The Methuen Police Department (MPD) has the primary responsibility for law enforcement and investigation within the city of Methuen, Massachusetts.

==Rank structure==
- Chief of Police
- Deputy Chief - The rank of Deputy Chief was eliminated on March 1, 2008, with the retirement of Deputy Police Chief Joseph Alaimo.
- Captains
- Lieutenants
- Sergeants
- Patrolmen

==Police Chiefs==
- Cyril Feugill about 1958?
- Christopher H. Devine
- Francis J Morse 1972 to 1985 Retired June 1985 Died: February 7, 1986
- Donald DeSantis Appointed: July 1, 1985, retired: April 1, 1995 Died: June 5, 2007
- Bruce A. MacDougall (Methuen Police 1975 — 2002 (27 years)) Appointed Chief:1995 Retired:2002
- Joseph E. Solomon Appointed:2002 Removed: May 7, 2008 Reinstated: Oct 1, 2010

==Layoffs in 2019==
On January 24, 2019, the department started laying off 50 officers (more than half, since there were 95 to begin with) because of a contract dispute.
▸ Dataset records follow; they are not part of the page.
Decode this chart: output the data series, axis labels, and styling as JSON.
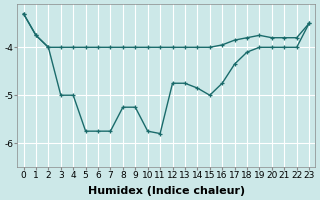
{
  "xlabel": "Humidex (Indice chaleur)",
  "background_color": "#cce8e8",
  "line_color": "#1a6b6b",
  "grid_color": "#ffffff",
  "x_values": [
    0,
    1,
    2,
    3,
    4,
    5,
    6,
    7,
    8,
    9,
    10,
    11,
    12,
    13,
    14,
    15,
    16,
    17,
    18,
    19,
    20,
    21,
    22,
    23
  ],
  "series1": [
    -3.3,
    -3.75,
    -4.0,
    -4.0,
    -4.0,
    -4.0,
    -4.0,
    -4.0,
    -4.0,
    -4.0,
    -4.0,
    -4.0,
    -4.0,
    -4.0,
    -4.0,
    -4.0,
    -3.95,
    -3.85,
    -3.8,
    -3.75,
    -3.8,
    -3.8,
    -3.8,
    -3.5
  ],
  "series2": [
    -3.3,
    -3.75,
    -4.0,
    -5.0,
    -5.0,
    -5.75,
    -5.75,
    -5.75,
    -5.25,
    -5.25,
    -5.75,
    -5.8,
    -4.75,
    -4.75,
    -4.85,
    -5.0,
    -4.75,
    -4.35,
    -4.1,
    -4.0,
    -4.0,
    -4.0,
    -4.0,
    -3.5
  ],
  "ylim": [
    -6.5,
    -3.1
  ],
  "xlim": [
    -0.5,
    23.5
  ],
  "yticks": [
    -6,
    -5,
    -4
  ],
  "xticks": [
    0,
    1,
    2,
    3,
    4,
    5,
    6,
    7,
    8,
    9,
    10,
    11,
    12,
    13,
    14,
    15,
    16,
    17,
    18,
    19,
    20,
    21,
    22,
    23
  ],
  "axis_fontsize": 7.5,
  "tick_fontsize": 6.5,
  "xlabel_fontsize": 8,
  "linewidth": 1.0,
  "markersize": 3.5
}
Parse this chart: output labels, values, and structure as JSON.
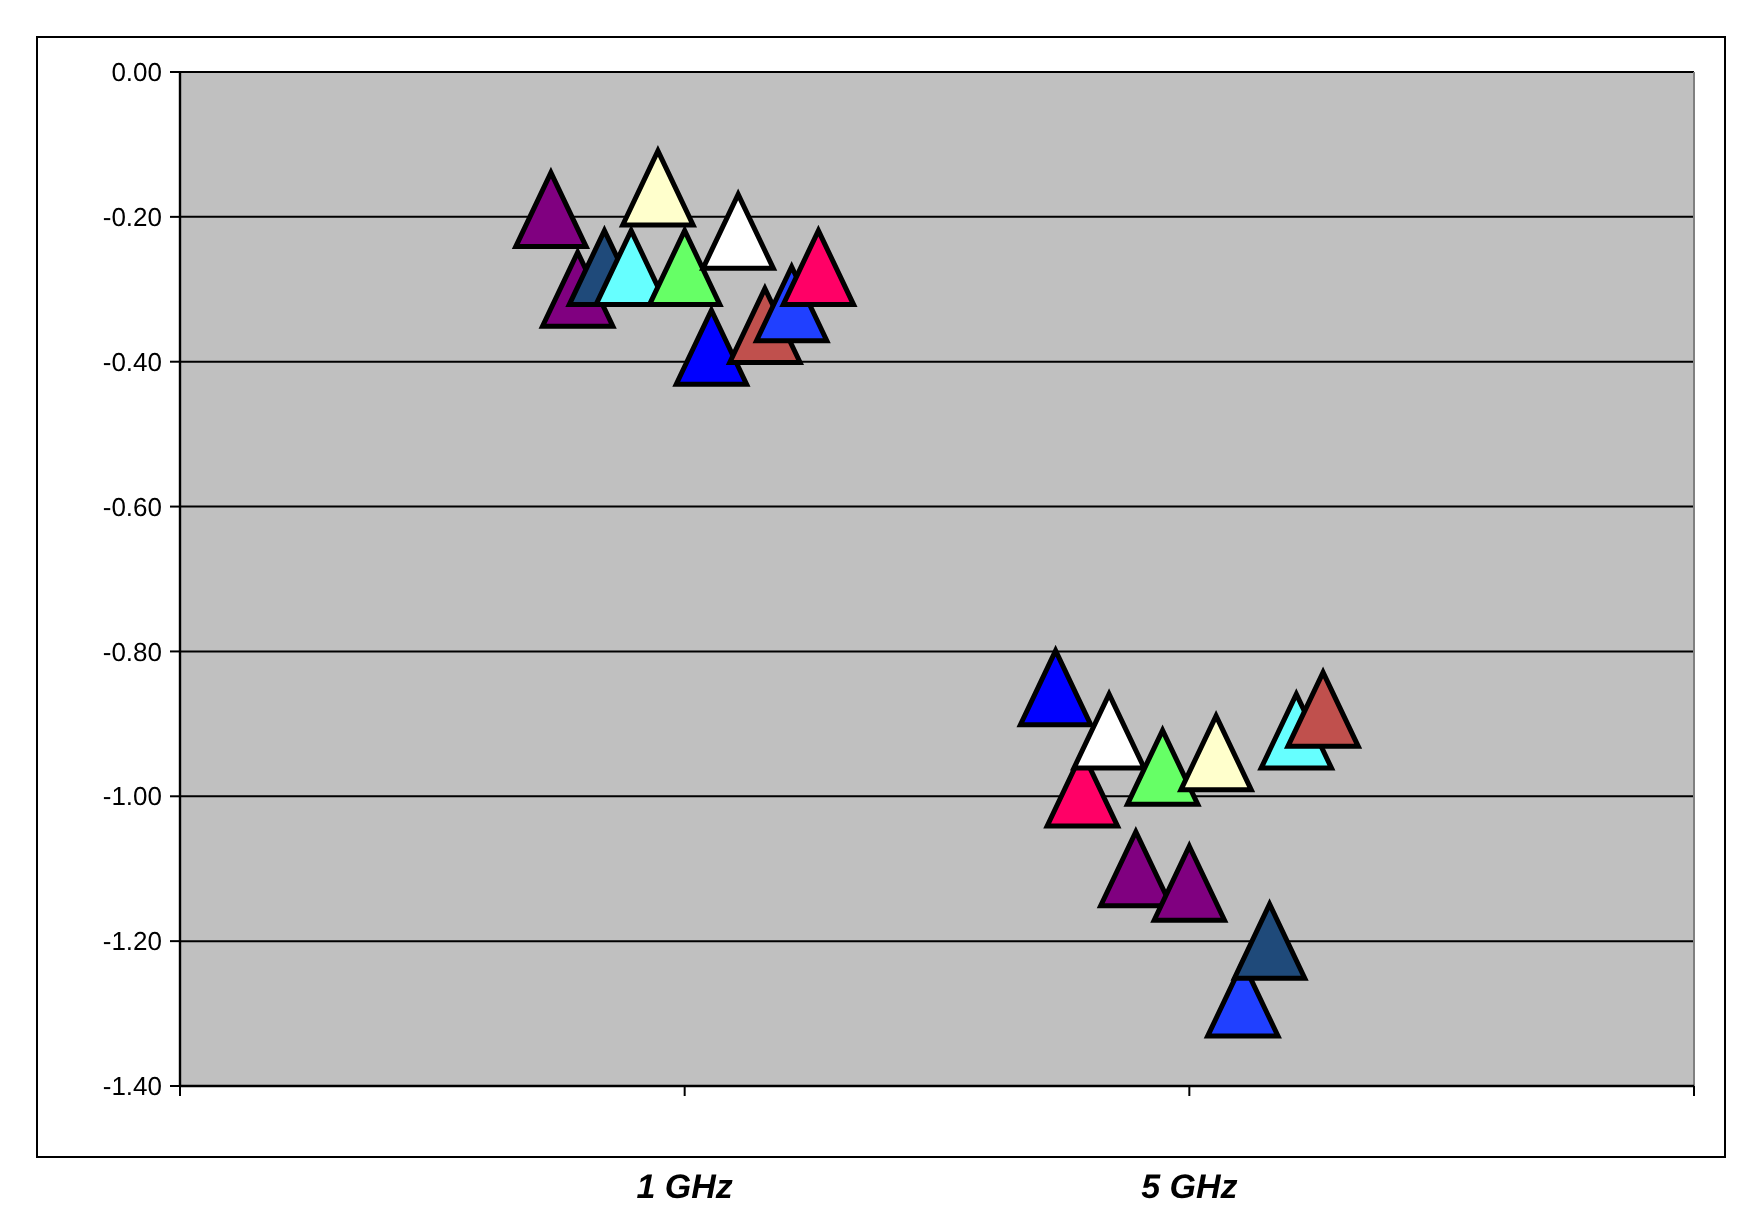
{
  "chart_data": {
    "type": "scatter",
    "marker": "triangle",
    "grid": "y",
    "categories": [
      "1 GHz",
      "5 GHz"
    ],
    "ylim": [
      -1.4,
      0
    ],
    "yticks": [
      {
        "value": -1.4,
        "label": "-1.40"
      },
      {
        "value": -1.2,
        "label": "-1.20"
      },
      {
        "value": -1,
        "label": "-1.00"
      },
      {
        "value": -0.8,
        "label": "-0.80"
      },
      {
        "value": -0.6,
        "label": "-0.60"
      },
      {
        "value": -0.4,
        "label": "-0.40"
      },
      {
        "value": -0.2,
        "label": "-0.20"
      },
      {
        "value": 0,
        "label": "0.00"
      }
    ],
    "series": [
      {
        "color": "#800080",
        "values": [
          -0.19,
          null
        ]
      },
      {
        "color": "#800080",
        "values": [
          -0.3,
          null
        ]
      },
      {
        "color": "#1f4a7a",
        "values": [
          -0.27,
          null
        ]
      },
      {
        "color": "#66ffff",
        "values": [
          -0.27,
          null
        ]
      },
      {
        "color": "#ffffcc",
        "values": [
          -0.16,
          null
        ]
      },
      {
        "color": "#66ff66",
        "values": [
          -0.27,
          null
        ]
      },
      {
        "color": "#0000ff",
        "values": [
          -0.38,
          null
        ]
      },
      {
        "color": "#ffffff",
        "values": [
          -0.22,
          null
        ]
      },
      {
        "color": "#c0504d",
        "values": [
          -0.35,
          null
        ]
      },
      {
        "color": "#2040ff",
        "values": [
          -0.32,
          null
        ]
      },
      {
        "color": "#ff0066",
        "values": [
          -0.27,
          null
        ]
      },
      {
        "color": "#0000ff",
        "values": [
          null,
          -0.85
        ]
      },
      {
        "color": "#ff0066",
        "values": [
          null,
          -0.99
        ]
      },
      {
        "color": "#ffffff",
        "values": [
          null,
          -0.91
        ]
      },
      {
        "color": "#800080",
        "values": [
          null,
          -1.1
        ]
      },
      {
        "color": "#66ff66",
        "values": [
          null,
          -0.96
        ]
      },
      {
        "color": "#800080",
        "values": [
          null,
          -1.12
        ]
      },
      {
        "color": "#ffffcc",
        "values": [
          null,
          -0.94
        ]
      },
      {
        "color": "#2040ff",
        "values": [
          null,
          -1.28
        ]
      },
      {
        "color": "#1f4a7a",
        "values": [
          null,
          -1.2
        ]
      },
      {
        "color": "#66ffff",
        "values": [
          null,
          -0.91
        ]
      },
      {
        "color": "#c0504d",
        "values": [
          null,
          -0.88
        ]
      }
    ]
  }
}
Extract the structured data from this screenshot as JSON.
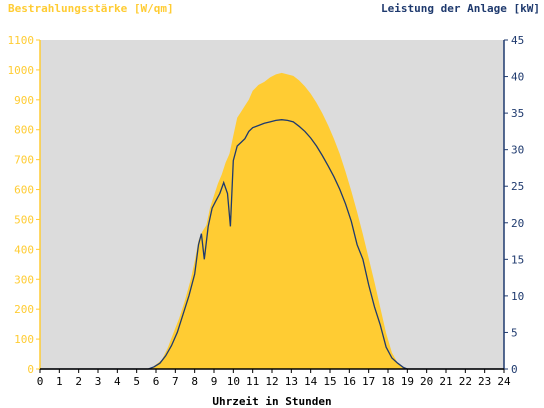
{
  "colors": {
    "plot_background": "#dcdcdc",
    "irradiance": "#ffcc33",
    "power": "#1f3a6e",
    "left_axis_text": "#ffcc33",
    "right_axis_text": "#1f3a6e",
    "x_axis_text": "#000000"
  },
  "chart_data": {
    "type": "area",
    "left_title": "Bestrahlungsstärke [W/qm]",
    "right_title": "Leistung der Anlage [kW]",
    "xlabel": "Uhrzeit in Stunden",
    "xlim": [
      0,
      24
    ],
    "y_left_lim": [
      0,
      1100
    ],
    "y_right_lim": [
      0,
      45
    ],
    "grid": false,
    "x_ticks": [
      0,
      1,
      2,
      3,
      4,
      5,
      6,
      7,
      8,
      9,
      10,
      11,
      12,
      13,
      14,
      15,
      16,
      17,
      18,
      19,
      20,
      21,
      22,
      23,
      24
    ],
    "y_left_ticks": [
      0,
      100,
      200,
      300,
      400,
      500,
      600,
      700,
      800,
      900,
      1000,
      1100
    ],
    "y_right_ticks": [
      0,
      5,
      10,
      15,
      20,
      25,
      30,
      35,
      40,
      45
    ],
    "series": [
      {
        "name": "Bestrahlungsstärke [W/qm]",
        "axis": "left",
        "style": "area",
        "points": [
          [
            0,
            0
          ],
          [
            5.5,
            0
          ],
          [
            5.8,
            5
          ],
          [
            6.0,
            15
          ],
          [
            6.3,
            30
          ],
          [
            6.6,
            70
          ],
          [
            6.9,
            120
          ],
          [
            7.2,
            170
          ],
          [
            7.5,
            230
          ],
          [
            7.8,
            300
          ],
          [
            8.0,
            360
          ],
          [
            8.2,
            430
          ],
          [
            8.4,
            460
          ],
          [
            8.6,
            480
          ],
          [
            8.8,
            540
          ],
          [
            9.0,
            580
          ],
          [
            9.2,
            620
          ],
          [
            9.4,
            650
          ],
          [
            9.6,
            690
          ],
          [
            9.8,
            720
          ],
          [
            10.0,
            780
          ],
          [
            10.2,
            840
          ],
          [
            10.4,
            860
          ],
          [
            10.6,
            880
          ],
          [
            10.8,
            900
          ],
          [
            11.0,
            930
          ],
          [
            11.3,
            950
          ],
          [
            11.6,
            960
          ],
          [
            11.9,
            975
          ],
          [
            12.2,
            985
          ],
          [
            12.5,
            990
          ],
          [
            12.8,
            985
          ],
          [
            13.1,
            980
          ],
          [
            13.4,
            965
          ],
          [
            13.7,
            945
          ],
          [
            14.0,
            920
          ],
          [
            14.3,
            890
          ],
          [
            14.6,
            855
          ],
          [
            14.9,
            815
          ],
          [
            15.2,
            770
          ],
          [
            15.5,
            720
          ],
          [
            15.8,
            660
          ],
          [
            16.1,
            595
          ],
          [
            16.4,
            525
          ],
          [
            16.7,
            450
          ],
          [
            17.0,
            370
          ],
          [
            17.3,
            290
          ],
          [
            17.6,
            205
          ],
          [
            17.9,
            120
          ],
          [
            18.2,
            55
          ],
          [
            18.5,
            20
          ],
          [
            18.8,
            5
          ],
          [
            19.0,
            0
          ],
          [
            24,
            0
          ]
        ]
      },
      {
        "name": "Leistung der Anlage [kW]",
        "axis": "right",
        "style": "line",
        "points": [
          [
            0,
            0
          ],
          [
            5.6,
            0
          ],
          [
            5.9,
            0.3
          ],
          [
            6.2,
            0.8
          ],
          [
            6.5,
            1.8
          ],
          [
            6.8,
            3.2
          ],
          [
            7.1,
            5.0
          ],
          [
            7.4,
            7.5
          ],
          [
            7.7,
            10.0
          ],
          [
            8.0,
            13.0
          ],
          [
            8.2,
            17.0
          ],
          [
            8.35,
            18.5
          ],
          [
            8.5,
            15.0
          ],
          [
            8.7,
            19.5
          ],
          [
            8.9,
            22.0
          ],
          [
            9.1,
            23.0
          ],
          [
            9.3,
            24.0
          ],
          [
            9.5,
            25.5
          ],
          [
            9.7,
            24.0
          ],
          [
            9.85,
            19.5
          ],
          [
            10.0,
            28.5
          ],
          [
            10.2,
            30.5
          ],
          [
            10.4,
            31.0
          ],
          [
            10.6,
            31.5
          ],
          [
            10.8,
            32.5
          ],
          [
            11.0,
            33.0
          ],
          [
            11.3,
            33.3
          ],
          [
            11.6,
            33.6
          ],
          [
            11.9,
            33.8
          ],
          [
            12.2,
            34.0
          ],
          [
            12.5,
            34.1
          ],
          [
            12.8,
            34.0
          ],
          [
            13.1,
            33.8
          ],
          [
            13.4,
            33.2
          ],
          [
            13.7,
            32.5
          ],
          [
            14.0,
            31.6
          ],
          [
            14.3,
            30.5
          ],
          [
            14.6,
            29.2
          ],
          [
            14.9,
            27.8
          ],
          [
            15.2,
            26.3
          ],
          [
            15.5,
            24.6
          ],
          [
            15.8,
            22.6
          ],
          [
            16.1,
            20.2
          ],
          [
            16.4,
            17.0
          ],
          [
            16.7,
            15.0
          ],
          [
            17.0,
            11.5
          ],
          [
            17.3,
            8.5
          ],
          [
            17.6,
            6.0
          ],
          [
            17.9,
            3.0
          ],
          [
            18.2,
            1.5
          ],
          [
            18.5,
            0.8
          ],
          [
            18.8,
            0.2
          ],
          [
            19.0,
            0
          ],
          [
            24,
            0
          ]
        ]
      }
    ]
  }
}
If the pay raises in question had gone into effect, Methuen would have overspent its budget, which is illegal in Massachusetts. This led to an investigation by the Inspector General of Massachusetts who concluded that approving the 2017 contract “likely violated state and municipal laws ... and failed to comply with their own municipal rules and breached their fiduciary duties to the residents of Methuen.”